Changes in standard electrocardiographic ST-segment elevation predictive of successful reperfusion in acute myocardial infarction

Affiliations
Clinical Trial

Changes in standard electrocardiographic ST-segment elevation predictive of successful reperfusion in acute myocardial infarction

P Clemmensen et al. Am J Cardiol. .

Abstract

The ability of the electrocardiographic ST segment to predict successful reperfusion after thrombolytic therapy remains controversial. To evaluate whether angiographically determined reperfusion could be predicted from changes in ST-segment elevation, the sum of ST-segment elevation in affected leads of the electrocardiogram was compared before and after thrombolytic therapy in 53 patients with acute myocardial infarction (AMI). Reperfusion status of the infarct-related artery was determined angiographically less than 8 hours from onset of symptoms.
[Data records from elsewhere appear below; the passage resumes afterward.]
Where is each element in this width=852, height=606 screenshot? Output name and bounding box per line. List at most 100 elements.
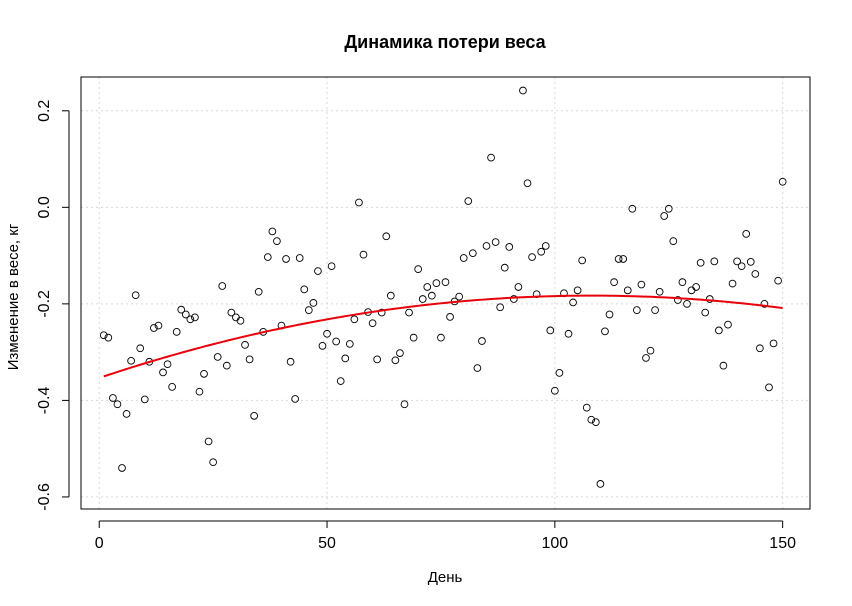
data-point [409, 333, 418, 342]
data-point [491, 238, 500, 246]
x-tick-label-0: 0 [95, 535, 104, 552]
data-point [710, 257, 719, 266]
data-point [99, 331, 108, 340]
data-point [719, 361, 728, 370]
data-point [523, 179, 532, 188]
data-point [323, 329, 331, 338]
data-point [664, 204, 673, 213]
data-point [746, 258, 755, 266]
data-point [546, 326, 555, 335]
data-point [696, 258, 705, 267]
data-point [778, 177, 787, 186]
data-point [619, 255, 628, 263]
y-axis: -0.6 -0.4 -0.2 0.0 0.2 [36, 100, 70, 511]
chart-title: Динамика потери веса [344, 32, 546, 52]
data-point [573, 286, 582, 295]
data-point [140, 395, 149, 404]
data-point [446, 313, 454, 321]
data-point [368, 319, 377, 328]
data-point [191, 313, 199, 322]
data-point [555, 369, 564, 377]
x-tick-label-2: 100 [541, 535, 568, 552]
data-point [605, 310, 614, 319]
data-point [273, 237, 281, 245]
data-point [537, 247, 546, 256]
data-point [423, 283, 432, 291]
data-point [701, 308, 710, 317]
data-point [150, 324, 158, 332]
data-point [304, 306, 313, 314]
data-point [464, 197, 473, 205]
data-point [263, 253, 272, 261]
data-point [414, 265, 423, 273]
data-point [218, 282, 227, 290]
data-point [245, 355, 254, 364]
data-point [487, 153, 495, 162]
data-point [728, 279, 737, 288]
x-tick-label-3: 150 [769, 535, 796, 552]
data-point [587, 415, 596, 424]
data-point [687, 286, 696, 295]
data-point [268, 227, 277, 236]
y-axis-label: Изменение в весе, кг [5, 223, 22, 370]
data-point [500, 263, 509, 272]
data-point [336, 377, 345, 385]
data-point [241, 341, 249, 349]
data-point [213, 353, 222, 361]
scatter-points [99, 86, 787, 488]
data-point [400, 400, 409, 409]
gridlines [81, 77, 810, 509]
data-point [127, 356, 135, 365]
data-point [669, 237, 678, 245]
y-tick-label-2: -0.2 [36, 290, 53, 318]
data-point [742, 230, 751, 238]
y-tick-label-1: -0.4 [36, 387, 53, 415]
data-point [760, 300, 769, 308]
data-point [473, 364, 482, 372]
data-point [136, 344, 145, 353]
data-point [623, 286, 632, 295]
data-point [509, 295, 518, 303]
data-point [314, 267, 322, 275]
data-point [355, 198, 363, 207]
data-point [705, 295, 714, 303]
data-point [104, 333, 113, 342]
data-point [168, 383, 176, 391]
data-point [582, 403, 591, 412]
data-point [327, 262, 336, 271]
data-point [482, 242, 491, 250]
data-point [332, 337, 341, 346]
data-point [765, 383, 773, 392]
data-point [468, 249, 477, 258]
x-axis: 0 50 100 150 [95, 520, 796, 552]
data-point [163, 360, 172, 369]
x-tick-label-1: 50 [318, 535, 336, 552]
x-axis-label: День [428, 569, 463, 586]
data-point [715, 326, 723, 335]
y-tick-label-4: 0.2 [36, 100, 53, 122]
data-point [519, 86, 527, 95]
data-point [250, 411, 258, 420]
data-point [222, 361, 231, 370]
data-point [478, 337, 486, 345]
data-point [200, 369, 208, 378]
data-point [236, 316, 245, 325]
data-point [195, 387, 204, 396]
data-point [455, 292, 464, 301]
data-point [655, 287, 664, 296]
data-point [118, 464, 126, 472]
data-point [441, 278, 450, 286]
data-point [350, 315, 359, 324]
data-point [286, 357, 295, 366]
data-point [614, 255, 623, 263]
data-point [295, 254, 304, 262]
data-point [227, 308, 236, 317]
data-point [186, 315, 195, 324]
plot-frame [80, 76, 811, 510]
data-point [505, 243, 514, 251]
data-point [382, 232, 391, 241]
data-point [692, 283, 700, 291]
data-point [427, 291, 436, 300]
data-point [628, 204, 637, 213]
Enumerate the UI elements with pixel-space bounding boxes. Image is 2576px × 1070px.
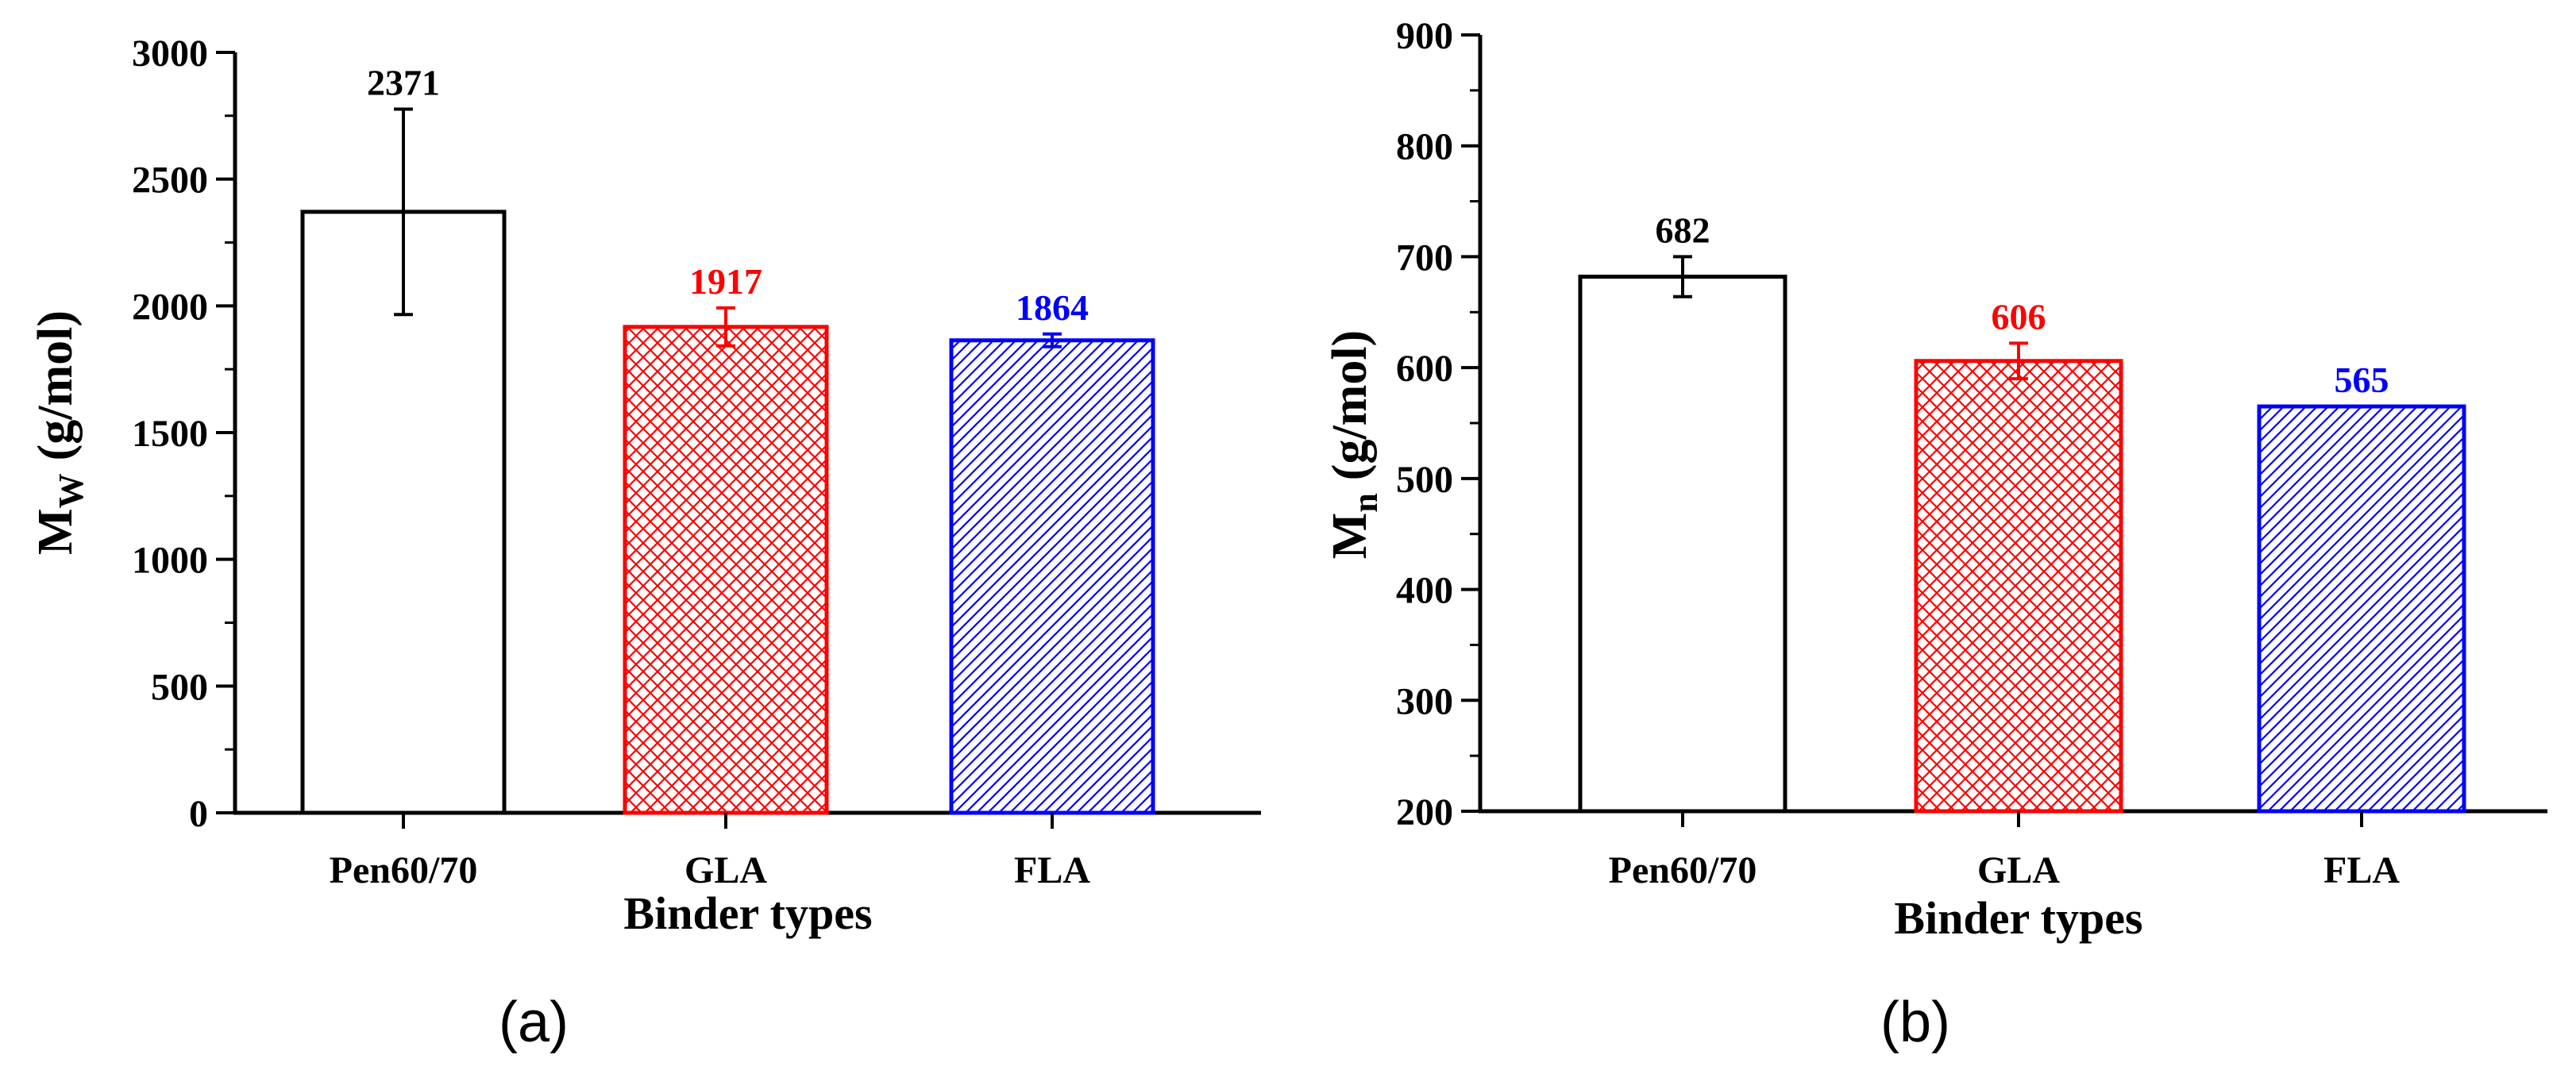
panel-b-y-tick-label: 200	[1396, 791, 1453, 833]
panel-a-y-tick-label: 2500	[132, 160, 208, 202]
panel-b-error-bar	[1673, 255, 1692, 298]
panel-b-y-tick-label: 700	[1396, 237, 1453, 279]
panel-a-error-bar	[1043, 332, 1062, 348]
panel-b-y-tick-label: 300	[1396, 680, 1453, 722]
panel-a-y-tick-label: 0	[189, 793, 208, 835]
panel-b-y-label-main: M	[1323, 513, 1377, 560]
panel-b-y-tick-label: 600	[1396, 348, 1453, 390]
panel-b-y-label-unit: (g/mol)	[1323, 330, 1377, 480]
panel-a-x-axis-label: Binder types	[623, 887, 872, 939]
panel-a-y-tick-label: 2000	[132, 286, 208, 328]
panel-a-y-label-unit: (g/mol)	[29, 310, 83, 460]
panel-a-y-label-main: M	[29, 508, 83, 555]
panel-a-label: (a)	[499, 991, 569, 1054]
panel-b-y-tick-label: 800	[1396, 126, 1453, 168]
panel-b-x-tick-label: Pen60/70	[1609, 849, 1757, 891]
panel-a-data-label: 1864	[1016, 287, 1089, 328]
panel-b-y-tick-label: 400	[1396, 570, 1453, 612]
panel-a-y-tick-label: 500	[151, 666, 208, 708]
panel-a-x-tick-label: Pen60/70	[330, 849, 478, 891]
panel-b-data-label: 682	[1656, 210, 1710, 250]
panel-b-label: (b)	[1880, 991, 1950, 1054]
panel-a-error-bar	[394, 107, 413, 317]
panel-a-y-tick-label: 1500	[132, 413, 208, 455]
panel-a-error-bar	[716, 306, 735, 348]
panel-b-y-tick-label: 500	[1396, 459, 1453, 501]
panel-b-chart: 200 300 400 500 600 700 800 900 682 606 565 Pen60…	[1323, 15, 2547, 1054]
panel-b-bar-fla	[2257, 404, 2466, 814]
panel-b-y-label-sub: n	[1346, 493, 1385, 512]
panel-b-y-axis-label: Mn (g/mol)	[1323, 330, 1385, 559]
panel-b-error-bar	[2009, 341, 2028, 381]
panel-a-y-label-sub: W	[52, 473, 91, 508]
panel-b-data-label: 565	[2335, 360, 2389, 400]
panel-a-chart: 0 500 1000 1500 2000 2500 3000 2371 1917 1864 Pe…	[29, 33, 1261, 1054]
panel-b-bar-gla	[1914, 359, 2123, 814]
panel-b-x-tick-label: FLA	[2323, 849, 2400, 891]
panel-a-bar-gla	[623, 325, 829, 815]
panel-b-x-axis-label: Binder types	[1894, 892, 2142, 944]
panel-a-x-tick-label: GLA	[684, 849, 767, 891]
panel-a-data-label: 1917	[689, 261, 762, 302]
panel-a-y-axis-label: MW (g/mol)	[29, 310, 91, 555]
panel-a-x-tick-label: FLA	[1014, 849, 1090, 891]
panel-b-bar-pen60-70	[1578, 275, 1787, 814]
panel-a-y-tick-label: 3000	[132, 33, 208, 75]
panel-a-data-label: 2371	[367, 63, 440, 103]
panel-b-x-tick-label: GLA	[1977, 849, 2060, 891]
panel-a-y-tick-label: 1000	[132, 540, 208, 582]
panel-b-y-tick-label: 900	[1396, 15, 1453, 57]
panel-b-data-label: 606	[1992, 296, 2046, 337]
panel-a-bar-fla	[949, 338, 1155, 815]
According to the Thrombolysis in Myocardial Infarction trial (TIMI) criteria, 33 patients had successful reperfusion (TIMI grade 2 to 3 flow) after thrombolytic therapy and 20 patients did not (TIMI grade 0 to 1 flow). Logistic multiple regression analysis showed that the proportional value for the shift in the sum of ST elevation, termed the "% ST change," was more strongly associated with reperfusion than the absolute measured difference in millimeters (chi-square = 11.34 vs 9.22). The entire spectra of sensitivities and specificities were determined to identify a level of the percent ST change with simultaneous high sensitivity and specificity. A 20% decrease in ST elevation provided such a level (88% sensitivity, 80% specificity). The positive and negative predictive values of a 20% decrease in ST elevation were 88 and 80%, respectively. These results suggest that a decrease of only 20% in the sum of ST elevation in the standard electrocardiogram after thrombolytic therapy is a useful noninvasive predictor of reperfusion status in patients with evolving AMI.